Des tournesols à la soupe tomate. Non, ce n’est pas la recette qui fait fureur dans la nouvelle rôtisserie végétale bruxelloise. Ni une œuvre posthume d’Andy Warhol retrouvée dans le grenier d’une de ses muses. Mais bien l’association au goût douteux imaginée par des militants écologistes radicaux qui ont “repeint” façon Jackson Pollock l’un des tableaux les plus célèbres de Vincent Van Gogh, Les Tournesols donc.
Objectif atteint: réseaux sociaux et médias du monde entier ont massivement relayé l’attaque au potage menée par les deux membres du mouvement Just Stop Oil. Souvent de manière neutre, parfois pour critiquer la démarche, plus rarement pour s’en réjouir, comme la députée française Sandrine Rousseau, qui trouve l’action “hyper intéressante parce que très dérangeante. La colère monte chez les jeunes contre l’inaction climatique. Et ils ont raison d’être en colère.”
Mais pourquoi diable s’en prendre à l’art? La réponse se trouve dans le slogan scandé par les activistes dans la salle de la National Gallery de Londres: “What is worth more, art or life?” (Qu’est ce qui est le plus important, l’art ou la vie?). On a envie de répondre du tac au tac que, justement, l’art c’est la vie, c’est ce qui lui donne du sens, la sublime, c’est ce qui en fait une épopée qui mérite d’être vécue, et pas juste une succession de repas et de roupillons entrecoupés de crimes contre son n-1 dans la chaîne alimentaire, et que donc vouloir les mettre en concurrence, c’est comme demander de choisir entre l’eau et l’air.
Qui peut sérieusement croire que sans l’art on respirerait mieux, on se convertirait à la décroissance, on tiendrait mieux la barbarie à distance? C’est absurde et surtout dangereux car cette approche radicale, même si elle est motivée par l’urgence de la situation, alimente le discours populiste anti-élites colporté par les complotistes de tout poil, dont la méfiance à l’égard des artistes, des intellectuels et des libres penseurs n’a d’égale que leur haine des “puissants”.
Une stratégie culturicide venant du flanc progressiste de l’échiquier politique, c’est plutôt inattendu. Entre autres parce que les artistes sont à leur manière des lanceurs d’alerte, sur l’environnement (songeons simplement à la satire Don’t Look Up) comme sur tous les sujets de société problématiques. Le moment est d’autant plus mal choisi que les écologistes s’attaquent à une ambulance, la culture, et notamment les musées, peinant à retrouver son public d’avant le Covid, d’avant la crise, d’avant la guerre en Ukraine.

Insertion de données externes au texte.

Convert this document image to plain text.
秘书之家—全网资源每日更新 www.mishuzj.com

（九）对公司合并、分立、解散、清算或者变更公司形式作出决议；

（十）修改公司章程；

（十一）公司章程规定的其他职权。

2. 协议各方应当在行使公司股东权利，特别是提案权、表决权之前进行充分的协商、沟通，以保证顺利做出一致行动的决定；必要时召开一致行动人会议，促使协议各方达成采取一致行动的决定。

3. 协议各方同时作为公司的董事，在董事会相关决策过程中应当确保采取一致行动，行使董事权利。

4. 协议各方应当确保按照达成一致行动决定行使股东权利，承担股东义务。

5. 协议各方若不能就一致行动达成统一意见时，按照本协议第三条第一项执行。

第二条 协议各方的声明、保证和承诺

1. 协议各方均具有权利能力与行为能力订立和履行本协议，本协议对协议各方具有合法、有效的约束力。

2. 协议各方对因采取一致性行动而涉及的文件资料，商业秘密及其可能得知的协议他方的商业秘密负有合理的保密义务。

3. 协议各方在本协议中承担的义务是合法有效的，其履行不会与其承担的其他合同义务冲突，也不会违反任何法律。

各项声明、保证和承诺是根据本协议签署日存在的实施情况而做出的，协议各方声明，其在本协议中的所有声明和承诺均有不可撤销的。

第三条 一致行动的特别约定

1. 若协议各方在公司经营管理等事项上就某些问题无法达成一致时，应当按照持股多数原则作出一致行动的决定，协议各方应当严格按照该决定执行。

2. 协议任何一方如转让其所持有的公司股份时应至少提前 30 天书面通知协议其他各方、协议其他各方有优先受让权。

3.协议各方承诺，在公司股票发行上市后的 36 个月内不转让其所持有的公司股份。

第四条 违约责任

Ce n’est pas l’art en tant que tel qui est visé mais sa sacralisation, justifient les partisans de ce modus operandi choc. Après le sport, dont les courses, matchs et rencontres sont régulièrement perturbés par des actions spectaculaires, les institutions culturelles seraient donc les nouveaux bastions à investir pour secouer les consciences. Le Printemps de Botticelli avait d’ailleurs déjà fait les frais d’une manifestation du même genre en juillet dernier, là aussi sans dommage. On peut entendre la logique: puisque rien ne bouge alors qu’il est minuit moins une, il faut aller plus loin, frapper plus fort. Sauf qu’en barbouillant l’un des tableaux les plus chers au monde (estimation de sa valeur: 86 millions d’euros), les activistes font moins mal aux acteurs du marché de l’art, qui effectivement incarnent par leurs excès un système menant le monde à sa faillite, qu’à la culture comme levier d’émancipation individuelle. Surtout quand il s’agit d’œuvres accessibles à tous. C’est un peu comme si on coupait l’autre oreille de ce pauvre Van Gogh…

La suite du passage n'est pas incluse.